Workshops auf Chinesisch
Neben den 20 Vortragsreihen zu Passivhaus-Projekten erweiterten 14 Workshops das Tagungsprogramm in Gaobeidian, davon auch zahlreiche auf Chinesisch. Unter anderem bot das Passivhaus Institut Workshops zu den Planungstools PHPP und designPH, Luftdichtheit sowie den Sinfonia-Workshop zu Klimaschutz auf Quartiersebene an. Auf der Passivhaus-Fach-ausstellung informierten sich auch mehrere tausend Besucher des zeitgleich stattfindenden Windoor Festivals über das energieeeffiziente Bauen.
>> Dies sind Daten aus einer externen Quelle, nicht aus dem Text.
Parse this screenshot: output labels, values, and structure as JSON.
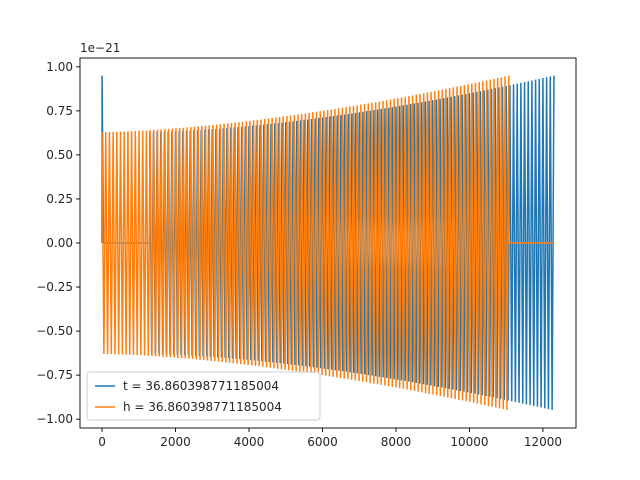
{
  "chart_data": {
    "type": "line",
    "title": "",
    "xlabel": "",
    "ylabel": "",
    "offset_text": "1e−21",
    "xlim": [
      -600,
      12900
    ],
    "ylim": [
      -1.05,
      1.05
    ],
    "y_scale_exponent": -21,
    "xticks": [
      0,
      2000,
      4000,
      6000,
      8000,
      10000,
      12000
    ],
    "xtick_labels": [
      "0",
      "2000",
      "4000",
      "6000",
      "8000",
      "10000",
      "12000"
    ],
    "yticks": [
      1.0,
      0.75,
      0.5,
      0.25,
      0.0,
      -0.25,
      -0.5,
      -0.75,
      -1.0
    ],
    "ytick_labels": [
      "1.00",
      "0.75",
      "0.50",
      "0.25",
      "0.00",
      "−0.25",
      "−0.50",
      "−0.75",
      "−1.00"
    ],
    "grid": false,
    "legend_position": "lower-left",
    "series": [
      {
        "name": "t = 36.860398771185004",
        "color": "#1f77b4",
        "signal": {
          "zero_until": 1300,
          "oscillation_start": 1300,
          "oscillation_end": 12300,
          "spike_at": 0,
          "spike_peak": 0.95,
          "amplitude_start": 0.63,
          "amplitude_end": 0.95,
          "cycles": 110
        }
      },
      {
        "name": "h = 36.860398771185004",
        "color": "#ff7f0e",
        "signal": {
          "oscillation_start": 0,
          "oscillation_end": 11070,
          "zero_from": 11070,
          "zero_until": 12300,
          "amplitude_start": 0.63,
          "amplitude_end": 0.95,
          "cycles": 110
        }
      }
    ]
  }
}
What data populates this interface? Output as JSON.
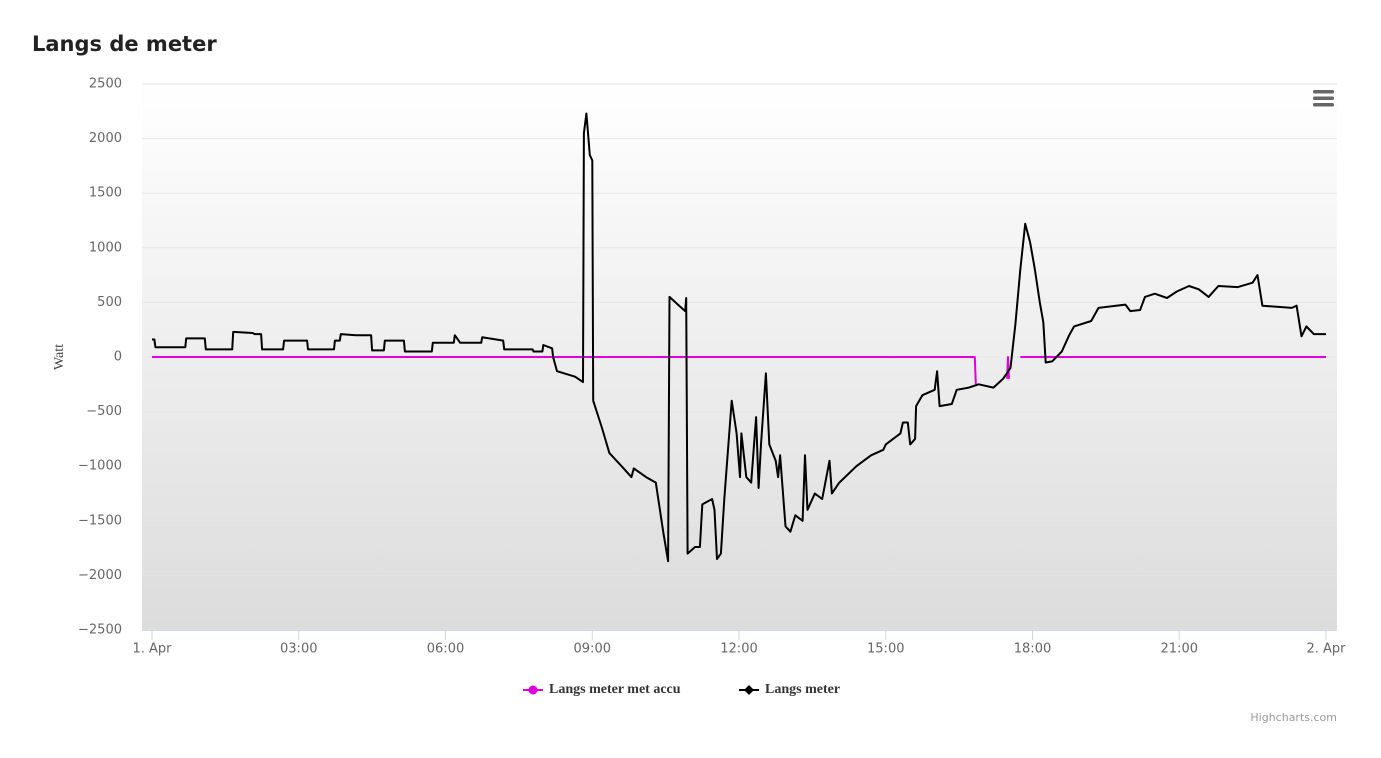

Zum Abschluss waren alle Teilnehmer der Passivhaustagung zu Exkursionen in die Passivhaus-Siedlung Bahnstadt sowie anschließend zu Passivhaus-Projekten nach Peking, Zhuozhuo und Baoding eingeladen. Architekturpreis 2020 Auf der Konferenz lobte das Passivhaus Institut den „2020 Passive House Award“ aus. Der Architekturpreis für energieeffiziente Gebäude und hochwertige Architektur richtet ein besonderes Augenmerk auf die Versorgung der Gebäude mit regenerativer Energie. Bis Juni 2020 können Passivhäuser, die zertifiziert sind, für diesen Architekturpreis eingereicht werden. Die Preisverleihung findet während der 24. Internationalen Passivhauskonferenz am 20. und 21. September 2020 in Berlin statt.